An open innovation commons: When networks of devices, technological platforms for communication media, the electromagnetic spectrum, are available for shared experimentation, new technologies and industries can emerge. The way intellectual property is defined by international law, the kind of political regulations that govern spectrum use, the degree of extension of the rights of corporations to control the use of creations of individuals and to exert control over what others can create or distribute, will determine whether a cornucopia or a tragedy of the anti-commons occurs. (The tragedy of the commons is the despoiling of a shared resource because there is no way to exclude individuals from consuming it; a cornucopia of the commons emerges when aggregated individual self-interest of many people adds up to something that multiplies everyone's resources instead of subtracting from what everybody has access to; and the tragedy of the anticommons renders a shared resource worthless by allowing too many interests to exclude others.)

Self-organizing, ad-hoc networks: Populations of users and devices have the power, freedom, and tools to link together technically and socially according to their own inclinations and mutual agreements. In their zeal to punish thieves, the music and motion picture industries are trying to criminalize all file-sharing, and so far they are winning the legislative and judicial battles. That's the legal-political side of it. The techno-political battle is whether widely embraced open standards dominate, a proprietary monopoly emerges, or many competing proprietary standards contend.
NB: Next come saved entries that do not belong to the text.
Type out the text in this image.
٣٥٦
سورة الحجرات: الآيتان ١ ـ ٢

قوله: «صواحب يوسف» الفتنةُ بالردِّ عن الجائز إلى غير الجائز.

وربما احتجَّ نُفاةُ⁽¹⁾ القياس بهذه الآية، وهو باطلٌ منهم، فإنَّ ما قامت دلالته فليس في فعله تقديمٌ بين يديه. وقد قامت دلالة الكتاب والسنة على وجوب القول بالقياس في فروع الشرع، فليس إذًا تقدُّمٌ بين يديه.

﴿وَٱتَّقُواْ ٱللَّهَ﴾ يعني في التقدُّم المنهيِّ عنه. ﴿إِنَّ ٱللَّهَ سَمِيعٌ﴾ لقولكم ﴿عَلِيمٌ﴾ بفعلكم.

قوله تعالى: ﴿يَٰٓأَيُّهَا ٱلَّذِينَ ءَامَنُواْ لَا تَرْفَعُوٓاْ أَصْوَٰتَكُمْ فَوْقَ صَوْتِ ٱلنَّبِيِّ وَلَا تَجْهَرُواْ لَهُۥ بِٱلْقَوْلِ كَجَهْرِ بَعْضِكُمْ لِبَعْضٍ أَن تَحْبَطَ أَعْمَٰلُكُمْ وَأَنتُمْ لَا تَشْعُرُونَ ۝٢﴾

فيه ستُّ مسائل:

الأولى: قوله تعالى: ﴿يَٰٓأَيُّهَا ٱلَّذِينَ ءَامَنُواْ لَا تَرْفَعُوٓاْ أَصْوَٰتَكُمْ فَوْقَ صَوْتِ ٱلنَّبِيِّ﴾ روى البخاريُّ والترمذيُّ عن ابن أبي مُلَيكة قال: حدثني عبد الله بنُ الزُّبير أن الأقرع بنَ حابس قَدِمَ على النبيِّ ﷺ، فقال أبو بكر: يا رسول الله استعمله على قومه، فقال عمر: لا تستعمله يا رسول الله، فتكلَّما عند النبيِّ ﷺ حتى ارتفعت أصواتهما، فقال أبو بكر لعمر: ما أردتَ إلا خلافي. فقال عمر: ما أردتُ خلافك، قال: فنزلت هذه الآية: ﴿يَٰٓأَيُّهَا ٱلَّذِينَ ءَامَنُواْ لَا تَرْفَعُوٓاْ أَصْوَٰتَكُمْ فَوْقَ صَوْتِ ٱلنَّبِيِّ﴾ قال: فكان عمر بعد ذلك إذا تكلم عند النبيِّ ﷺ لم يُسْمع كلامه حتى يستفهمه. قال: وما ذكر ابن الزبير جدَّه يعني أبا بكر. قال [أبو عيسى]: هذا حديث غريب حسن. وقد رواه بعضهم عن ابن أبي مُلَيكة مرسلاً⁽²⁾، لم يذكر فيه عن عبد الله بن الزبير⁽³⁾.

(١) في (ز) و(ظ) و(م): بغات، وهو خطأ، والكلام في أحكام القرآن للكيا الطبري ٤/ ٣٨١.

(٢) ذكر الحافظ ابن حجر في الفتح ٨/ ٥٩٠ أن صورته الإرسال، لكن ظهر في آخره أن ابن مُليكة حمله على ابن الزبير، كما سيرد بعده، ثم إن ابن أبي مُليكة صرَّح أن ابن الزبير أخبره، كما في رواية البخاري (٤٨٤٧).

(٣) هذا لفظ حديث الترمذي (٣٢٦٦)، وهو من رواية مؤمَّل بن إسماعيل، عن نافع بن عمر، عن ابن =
Everybody should have the freedom to associate information with places and things, and to access the information others have associated with places and things. When manufacturers find out that consumers are using barcodes and RFID information to access globally-available information about their products and practices, are they going to stand still for that? Will the people at fifth and main have the right and power to read and write information about their neighborhood, or will the owner of a local franchise purchased from the city by a private interest (think about the way cable television operates) dominate? People like myself used to think that "the Internet interprets censorship as damage and routes around it," but we're seeing authoritarian governments build their censors into their routers. Is there any better reason to believe that people will continue to have the freedom to read and write to specific parts of the geoweb? Will geoweb information gathered at public expense (such as weather or geographic data) become controlled exclusively by private owners?

What else would you add to this list of fundamental rights? What enablers and roadblocks do you see to the capabilities I've listed and to those you would add?